By Mr. Robert H Mcelroy (IMCOM)November 7, 2008
USAG-HUMPHREYS, South Korea-150 Soldiers, Family Members, Retirees and Civilian volunteers joined 60 Korean volunteers Saturday morning Oct. 25 for the first-ever Make A Difference Day in Korea at Deog Dong San park in Pyeongtaek near here.
USA Weekend Magazine created Make a Difference Day about 18 years ago as national day of helping others -- a celebration of neighbors helping neighbors, according to their website, http://www.usaweekend.com/diffday/aboutmadd.html. Make A Difference Day is an annual event that takes place on the fourth Saturday of every October.
Denise Chappell, Humphreys Army Community Service Volunteer Coordinator was the chief organizer of the event; she said it was a way to bring a new American tradition to Korea and a chance for Humphreys volunteers to give back to the local community.
Included in the group of Humphreys volunteers were: Boy Scouts and Cub Scouts, Soldiers from the Better Opportunities for Single Soldiers chapter, members of the Retiree Council and unit representatives.
The Korean volunteers came from the Pyeongtaek Joongang Chapter Goodwill, Cooperation and Service organization, also known in Korean as the Bright Society.
The volunteers spent the morning picking up trash, cleaning out storm drains and ditches and performing beautification projects around the park.
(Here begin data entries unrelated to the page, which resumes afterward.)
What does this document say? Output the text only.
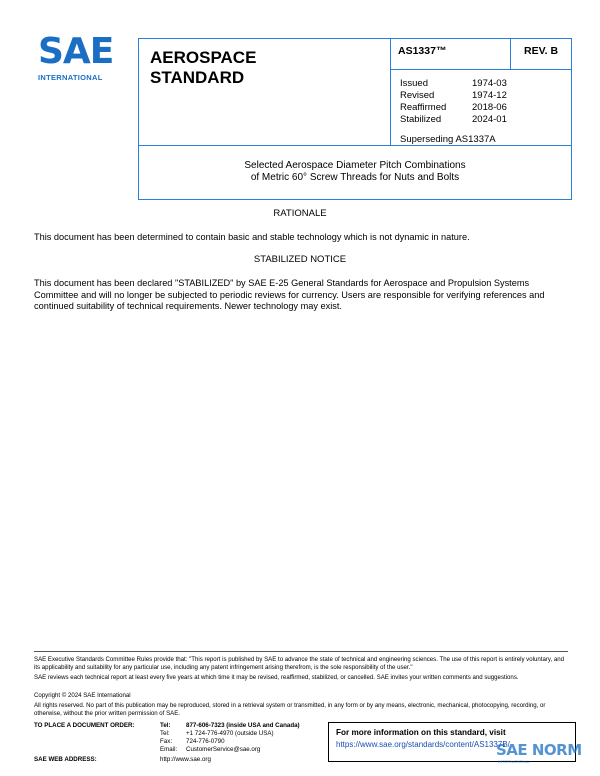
SAE
INTERNATIONAL
AEROSPACE
STANDARD
AS1337™	REV. B
Issued	1974-03
Revised	1974-12
Reaffirmed	2018-06
Stabilized	2024-01
Superseding AS1337A
Selected Aerospace Diameter Pitch Combinations
of Metric 60° Screw Threads for Nuts and Bolts
RATIONALE
This document has been determined to contain basic and stable technology which is not dynamic in nature.
STABILIZED NOTICE
This document has been declared "STABILIZED" by SAE E-25 General Standards for Aerospace and Propulsion Systems Committee and will no longer be subjected to periodic reviews for currency. Users are responsible for verifying references and continued suitability of technical requirements. Newer technology may exist.
SAE Executive Standards Committee Rules provide that: "This report is published by SAE to advance the state of technical and engineering sciences. The use of this report is entirely voluntary, and its applicability and suitability for any particular use, including any patent infringement arising therefrom, is the sole responsibility of the user."
SAE reviews each technical report at least every five years at which time it may be revised, reaffirmed, stabilized, or cancelled. SAE invites your written comments and suggestions.
Copyright © 2024 SAE International
All rights reserved. No part of this publication may be reproduced, stored in a retrieval system or transmitted, in any form or by any means, electronic, mechanical, photocopying, recording, or otherwise, without the prior written permission of SAE.
TO PLACE A DOCUMENT ORDER:	Tel: 877-606-7323 (inside USA and Canada)
Tel:	+1 724-776-4970 (outside USA)
Fax: 724-776-0790
Email: CustomerService@sae.org
SAE WEB ADDRESS:	http://www.sae.org
For more information on this standard, visit
https://www.sae.org/standards/content/AS1337B/
SAE NORM
INTERNATIONAL
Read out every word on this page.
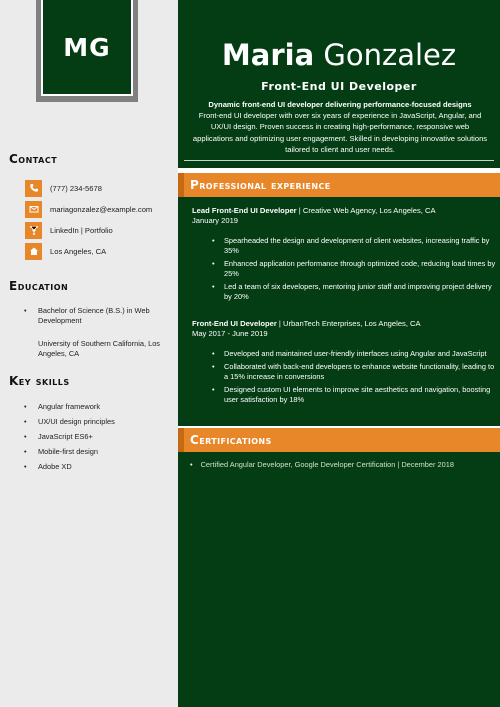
MG	Maria Gonzalez
Front-End UI Developer
Dynamic front-end UI developer delivering performance-focused designs
Front-end UI developer with over six years of experience in JavaScript, Angular, and UX/UI design. Proven success in creating high-performance, responsive web applications and optimizing user engagement. Skilled in developing innovative solutions tailored to client and user needs.
Contact
(777) 234-5678
mariagonzalez@example.com
LinkedIn | Portfolio
Los Angeles, CA
Education
• Bachelor of Science (B.S.) in Web Development
University of Southern California, Los Angeles, CA
Key skills
• Angular framework
• UX/UI design principles
• JavaScript ES6+
• Mobile-first design
• Adobe XD
Professional experience
Lead Front-End UI Developer | Creative Web Agency, Los Angeles, CA
January 2019
• Spearheaded the design and development of client websites, increasing traffic by 35%
• Enhanced application performance through optimized code, reducing load times by 25%
• Led a team of six developers, mentoring junior staff and improving project delivery by 20%
Front-End UI Developer | UrbanTech Enterprises, Los Angeles, CA
May 2017 - June 2019
• Developed and maintained user-friendly interfaces using Angular and JavaScript
• Collaborated with back-end developers to enhance website functionality, leading to a 15% increase in conversions
• Designed custom UI elements to improve site aesthetics and navigation, boosting user satisfaction by 18%
Certifications
• Certified Angular Developer, Google Developer Certification | December 2018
Following the work session, volunteers enjoyed lunch and a traditional Korean dance performance by students from Shin Han Middle School.
In his remarks at the close of the event, Humphreys Garrison commander, Col. John E. Dumoulin, Jr. said he was proud of all the volunteers-- American and Korean-- who participated in the first-in-Korea Make a Difference Day. Dumoulin encouraged everyone to continue volunteering on post and off. Doing so, he said, ensures Humphreys and the local community remain great places in which to live and work.
Chappell said she was thrilled with the event's success.
"I thought it was wonderful, it was so heartwarming for our American volunteers to interact with the Korean volunteers and not just when they were working but after when they were making new friends," Chappell said.
Chappell said that the event left a positive impression on many who participated.
"Some people want to go back to the park and bring their families and to do work," she said. "They felt a real pride of ownership in it, just like Col. Dumoulin says about Humphreys."
Chappell said that some of the volunteers want to return to the park to continue the beautification and to rest and relax. Deog Dong San Park has walking and fitness trails, exercise stations, badminton courts and a playground for children.
"People were very, very happy, they want to go back and visit the park," she said.